Владимир КОРОТКЕВИЧ - Колосья под серпом твоим
– Ясно, – сказал. – Ясно, чему вы там учились.
Алесь попытался было заступиться.
– Я не с тобой говорю, – сказал дед. – Ну, Халимон, а цель… цель вашего с паничем ученья какая?
– Народ, – сказал Кирдун. – «Пойте гимн народу…», «Эй, не тужи, день счастья идет, народ твой нить золотую прядет. Свивайте веревку, беда, печаль, петли для врага никогда не жаль».
– Ого! – воскликнул с иронией дед. – Ты, Кирдун, чешское, чешское что-нибудь еще нам такое! Очень уж хорошо у тебя получается. Полиглот!
Кирдун дерзко и смело смотрел в глаза пану Даниле.
– Почитай, Кирдун, – с неожиданной злостью сказал Алесь. – По-чешски. Давай «Пророчество».
Кирдун выпрямился.
– «Вижу я зарево, тени сражений, острый клинок окровавит твой рот. Познаешь ты беды и мрак запустений, но духом не падай, мой гордый народ!».
– Хватит, сказал Алесь. – Дед, вы никогда не обижали простого человека. Но то, что вы делаете, это панство.
И тут Халимон неожиданно напустился на Алеся:
– Молчали б, панич. Ругань не в торбе носить… Да и какое тут панство?! Если бы это пан дед на меня одного. А он что, с вами иначе разговаривает? С губернатором? Деду восемь десятков да семь годков, вам двадцать…
Алесь развел руками.
Вежа прикрыл рот ладонью.
– Брось петь, – все еще с иронией сказал он. – Знаем мы, что это такое.

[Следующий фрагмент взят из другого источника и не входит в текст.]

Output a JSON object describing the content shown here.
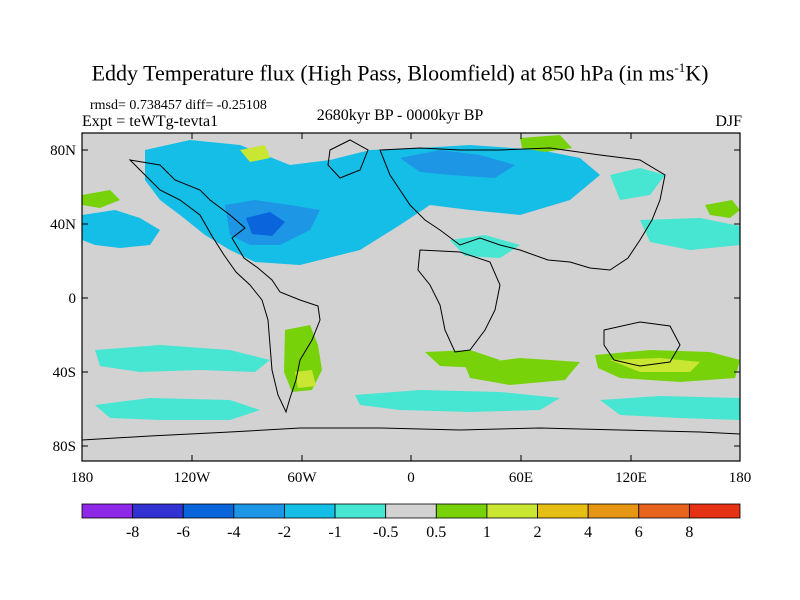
{
  "title": {
    "main": "Eddy Temperature flux (High Pass, Bloomfield) at 850 hPa (in ms",
    "sup": "-1",
    "end": "K)"
  },
  "stats": "rmsd= 0.738457 diff= -0.25108",
  "experiment": "Expt = teWTg-tevta1",
  "period": "2680kyr BP - 0000kyr BP",
  "season": "DJF",
  "axes": {
    "y_ticks": [
      "80N",
      "40N",
      "0",
      "40S",
      "80S"
    ],
    "x_ticks": [
      "180",
      "120W",
      "60W",
      "0",
      "60E",
      "120E",
      "180"
    ]
  },
  "colors": {
    "land_ocean_neutral": "#d2d2d2",
    "coast": "#000000"
  },
  "colorbar": {
    "colors": [
      "#8c28e6",
      "#3232d2",
      "#0a64dc",
      "#1e96e6",
      "#14bee6",
      "#46e6d2",
      "#d2d2d2",
      "#78d20a",
      "#c8e632",
      "#e6be14",
      "#e69614",
      "#e6641e",
      "#e63214"
    ],
    "labels": [
      "-8",
      "-6",
      "-4",
      "-2",
      "-1",
      "-0.5",
      "0.5",
      "1",
      "2",
      "4",
      "6",
      "8"
    ]
  }
}
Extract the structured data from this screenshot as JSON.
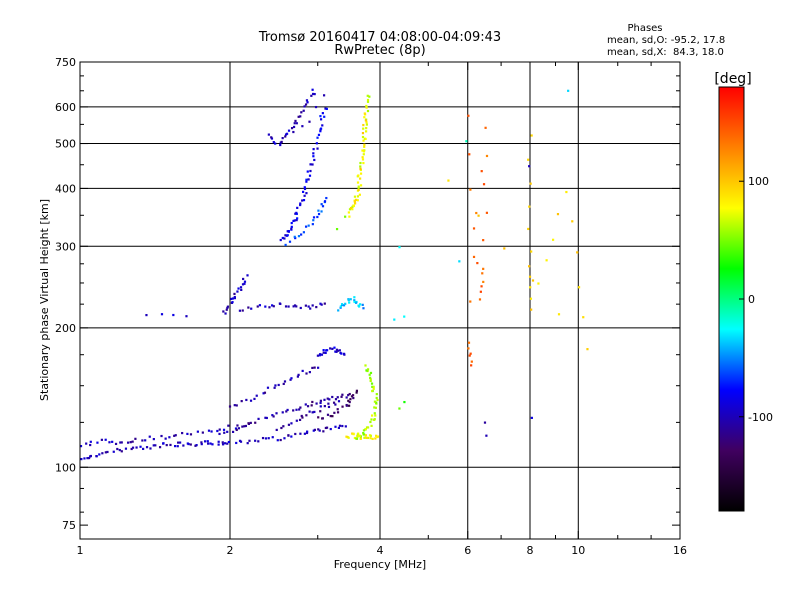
{
  "chart_data": {
    "type": "scatter",
    "title": "Tromsø 20160417 04:08:00-04:09:43",
    "subtitle": "RwPretec (8p)",
    "xlabel": "Frequency [MHz]",
    "ylabel": "Stationary phase Virtual Height [km]",
    "x_scale": "log",
    "y_scale": "log",
    "xlim": [
      1,
      16
    ],
    "ylim": [
      70,
      750
    ],
    "x_ticks": [
      1,
      2,
      4,
      6,
      8,
      10,
      16
    ],
    "x_tick_labels": [
      "1",
      "2",
      "4",
      "6",
      "8",
      "10",
      "16"
    ],
    "x_grid": [
      2,
      4,
      6,
      8,
      10
    ],
    "y_ticks": [
      75,
      100,
      200,
      300,
      400,
      500,
      600,
      750
    ],
    "y_tick_labels": [
      "75",
      "100",
      "200",
      "300",
      "400",
      "500",
      "600",
      "750"
    ],
    "y_grid": [
      100,
      200,
      300,
      400,
      500,
      600
    ],
    "grid": true,
    "phases": {
      "title": "Phases",
      "line_o": "mean, sd,O: -95.2, 17.8",
      "line_x": "mean, sd,X:  84.3, 18.0"
    },
    "colorbar": {
      "label": "[deg]",
      "range": [
        -180,
        180
      ],
      "ticks": [
        100,
        0,
        -100
      ],
      "tick_labels": [
        "100",
        "0",
        "-100"
      ],
      "colors": [
        "#ff0000",
        "#ff8000",
        "#ffff00",
        "#00ff00",
        "#00ffff",
        "#0000ff",
        "#400060",
        "#000000"
      ]
    },
    "traces": [
      {
        "phase": -100,
        "points": [
          [
            1.0,
            103
          ],
          [
            1.05,
            106
          ],
          [
            1.1,
            107
          ],
          [
            1.2,
            109
          ],
          [
            1.3,
            110
          ],
          [
            1.4,
            111
          ],
          [
            1.5,
            112
          ],
          [
            1.6,
            112
          ],
          [
            1.7,
            112
          ],
          [
            1.8,
            113
          ],
          [
            1.9,
            113
          ],
          [
            2.0,
            113
          ],
          [
            2.2,
            114
          ],
          [
            2.4,
            115
          ],
          [
            2.6,
            116
          ],
          [
            2.8,
            118
          ],
          [
            3.0,
            120
          ],
          [
            3.2,
            122
          ],
          [
            3.4,
            123
          ]
        ]
      },
      {
        "phase": -100,
        "points": [
          [
            1.0,
            112
          ],
          [
            1.1,
            114
          ],
          [
            1.2,
            113
          ],
          [
            1.3,
            115
          ],
          [
            1.45,
            116
          ],
          [
            1.6,
            118
          ],
          [
            1.8,
            120
          ],
          [
            2.0,
            122
          ],
          [
            2.2,
            123
          ]
        ]
      },
      {
        "phase": -110,
        "points": [
          [
            1.9,
            118
          ],
          [
            2.1,
            122
          ],
          [
            2.3,
            126
          ],
          [
            2.5,
            130
          ],
          [
            2.7,
            134
          ],
          [
            2.9,
            137
          ],
          [
            3.1,
            140
          ],
          [
            3.3,
            142
          ],
          [
            3.5,
            143
          ]
        ]
      },
      {
        "phase": -105,
        "points": [
          [
            2.0,
            135
          ],
          [
            2.2,
            140
          ],
          [
            2.4,
            148
          ],
          [
            2.6,
            154
          ],
          [
            2.8,
            160
          ],
          [
            3.0,
            165
          ]
        ]
      },
      {
        "phase": -110,
        "points": [
          [
            2.5,
            120
          ],
          [
            2.7,
            126
          ],
          [
            2.9,
            131
          ],
          [
            3.1,
            135
          ],
          [
            3.3,
            138
          ]
        ]
      },
      {
        "phase": -90,
        "points": [
          [
            3.0,
            175
          ],
          [
            3.1,
            178
          ],
          [
            3.2,
            180
          ],
          [
            3.3,
            178
          ],
          [
            3.4,
            176
          ]
        ]
      },
      {
        "phase": -130,
        "points": [
          [
            3.0,
            128
          ],
          [
            3.2,
            130
          ],
          [
            3.4,
            135
          ],
          [
            3.5,
            140
          ],
          [
            3.6,
            145
          ]
        ]
      },
      {
        "phase": 60,
        "points": [
          [
            3.55,
            115
          ],
          [
            3.65,
            117
          ],
          [
            3.75,
            120
          ],
          [
            3.85,
            125
          ],
          [
            3.9,
            130
          ],
          [
            3.95,
            138
          ],
          [
            3.9,
            145
          ],
          [
            3.85,
            152
          ],
          [
            3.8,
            160
          ],
          [
            3.75,
            165
          ]
        ]
      },
      {
        "phase": 80,
        "points": [
          [
            3.45,
            116
          ],
          [
            3.55,
            118
          ],
          [
            3.65,
            116
          ],
          [
            3.75,
            117
          ],
          [
            3.85,
            116
          ],
          [
            3.95,
            117
          ]
        ]
      },
      {
        "phase": 40,
        "points": [
          [
            4.4,
            135
          ],
          [
            4.5,
            138
          ]
        ]
      },
      {
        "phase": -95,
        "points": [
          [
            1.35,
            212
          ],
          [
            1.45,
            215
          ],
          [
            1.55,
            214
          ],
          [
            1.65,
            213
          ]
        ]
      },
      {
        "phase": -100,
        "points": [
          [
            1.95,
            215
          ],
          [
            2.0,
            225
          ],
          [
            2.05,
            235
          ],
          [
            2.1,
            245
          ],
          [
            2.15,
            258
          ]
        ]
      },
      {
        "phase": -100,
        "points": [
          [
            2.1,
            218
          ],
          [
            2.3,
            222
          ],
          [
            2.5,
            225
          ],
          [
            2.7,
            223
          ],
          [
            2.9,
            221
          ],
          [
            3.1,
            226
          ]
        ]
      },
      {
        "phase": -40,
        "points": [
          [
            3.3,
            220
          ],
          [
            3.4,
            226
          ],
          [
            3.5,
            232
          ],
          [
            3.6,
            227
          ],
          [
            3.7,
            221
          ]
        ]
      },
      {
        "phase": -30,
        "points": [
          [
            4.3,
            210
          ],
          [
            4.5,
            212
          ]
        ]
      },
      {
        "phase": -85,
        "points": [
          [
            2.55,
            310
          ],
          [
            2.6,
            320
          ],
          [
            2.65,
            330
          ],
          [
            2.7,
            345
          ],
          [
            2.75,
            360
          ],
          [
            2.8,
            385
          ],
          [
            2.85,
            410
          ],
          [
            2.9,
            440
          ],
          [
            2.95,
            475
          ],
          [
            3.0,
            520
          ],
          [
            3.05,
            560
          ],
          [
            3.1,
            600
          ]
        ]
      },
      {
        "phase": -60,
        "points": [
          [
            2.6,
            305
          ],
          [
            2.8,
            320
          ],
          [
            2.95,
            340
          ],
          [
            3.05,
            360
          ],
          [
            3.1,
            380
          ]
        ]
      },
      {
        "phase": -100,
        "points": [
          [
            2.4,
            520
          ],
          [
            2.5,
            500
          ],
          [
            2.6,
            520
          ],
          [
            2.7,
            545
          ],
          [
            2.75,
            575
          ],
          [
            2.85,
            620
          ],
          [
            2.95,
            650
          ]
        ]
      },
      {
        "phase": -100,
        "points": [
          [
            2.8,
            540
          ],
          [
            2.9,
            560
          ],
          [
            3.0,
            600
          ],
          [
            3.1,
            630
          ]
        ]
      },
      {
        "phase": 70,
        "points": [
          [
            3.45,
            350
          ],
          [
            3.55,
            370
          ],
          [
            3.6,
            400
          ],
          [
            3.65,
            440
          ],
          [
            3.7,
            480
          ],
          [
            3.72,
            520
          ],
          [
            3.74,
            560
          ],
          [
            3.76,
            600
          ],
          [
            3.78,
            640
          ]
        ]
      },
      {
        "phase": 90,
        "points": [
          [
            3.5,
            360
          ],
          [
            3.6,
            380
          ],
          [
            3.65,
            430
          ],
          [
            3.7,
            500
          ],
          [
            3.75,
            580
          ]
        ]
      },
      {
        "phase": 50,
        "points": [
          [
            3.3,
            330
          ],
          [
            3.4,
            345
          ]
        ]
      },
      {
        "phase": 140,
        "points": [
          [
            6.0,
            570
          ],
          [
            6.3,
            230
          ],
          [
            6.5,
            270
          ],
          [
            6.5,
            540
          ],
          [
            6.0,
            185
          ],
          [
            6.1,
            165
          ]
        ]
      },
      {
        "phase": -100,
        "points": [
          [
            6.5,
            125
          ],
          [
            6.5,
            118
          ],
          [
            8.0,
            450
          ],
          [
            8.0,
            128
          ]
        ]
      },
      {
        "phase": 90,
        "points": [
          [
            8.0,
            520
          ],
          [
            8.0,
            290
          ],
          [
            8.0,
            220
          ],
          [
            9.5,
            395
          ],
          [
            10.5,
            180
          ],
          [
            5.5,
            415
          ]
        ]
      },
      {
        "phase": -20,
        "points": [
          [
            5.8,
            280
          ],
          [
            6.0,
            510
          ],
          [
            9.5,
            650
          ],
          [
            4.4,
            300
          ]
        ]
      }
    ]
  }
}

Отступить он не мог. Но Халимон и Алесь понимали, что это ворчание и есть отступление.
– На-род, – сказал Вежа. – Осенью возле розария пахал землю дед Тхор. Разворачивал соху, да и повалился из борозды прямо в розы. Глебовна ему: «Что ж ты робишь, перечница старая? Это ж цветы!» А он: «Цветы развели. Цве-ты! Г… это, а не цветы. Всю с… поколол!» Вот тебе и твой народ. Вот тебе и тема для очередного дифирамба – «Розы и Тхор».

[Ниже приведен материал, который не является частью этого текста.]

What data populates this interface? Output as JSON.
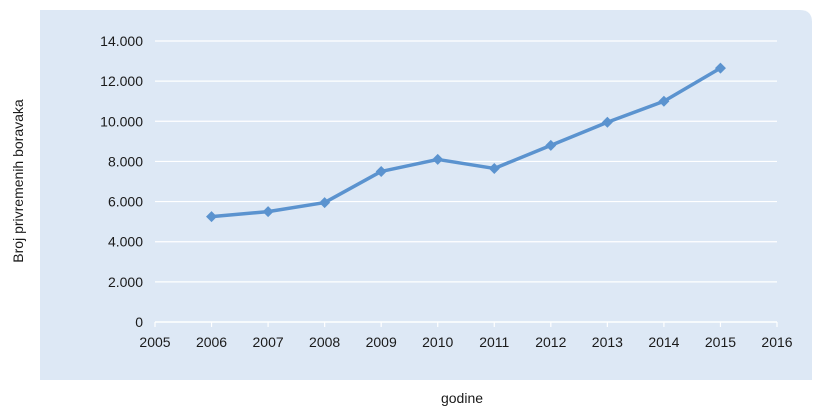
{
  "colors": {
    "plot_background": "#dde8f5",
    "gridline": "#ffffff",
    "series_line": "#5b93cf",
    "text": "#1a1a1a"
  },
  "chart_data": {
    "type": "scatter",
    "title": "",
    "xlabel": "godine",
    "ylabel": "Broj privremenih boravaka",
    "xlim": [
      2005,
      2016
    ],
    "ylim": [
      0,
      14000
    ],
    "grid": true,
    "legend": "none",
    "x_ticks": [
      "2005",
      "2006",
      "2007",
      "2008",
      "2009",
      "2010",
      "2011",
      "2012",
      "2013",
      "2014",
      "2015",
      "2016"
    ],
    "y_ticks": [
      "0",
      "2.000",
      "4.000",
      "6.000",
      "8.000",
      "10.000",
      "12.000",
      "14.000"
    ],
    "series": [
      {
        "marker": "diamond",
        "line": "straight",
        "x": [
          2006,
          2007,
          2008,
          2009,
          2010,
          2011,
          2012,
          2013,
          2014,
          2015
        ],
        "y": [
          5250,
          5500,
          5950,
          7500,
          8100,
          7650,
          8800,
          9950,
          11000,
          12650
        ]
      }
    ]
  }
}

Никто не знал, что Вежа тайно выписывал все те книги, которые читал внук в Петербурге. Молодых обзывали фалангистами – дед читал Фурье. Молодых называли гегельянцами – дед читал Гегеля, хотя его и поташнивало от подспудной поповщины. Многое он из-за своего барства не попытался даже понять, но одно ему понравилось. Немец отвечал на то, что было естественно убеждением деда, нормой его мышления едва ли не с того времени, как Вежа себя помнил, а особенно со дня смерти жены.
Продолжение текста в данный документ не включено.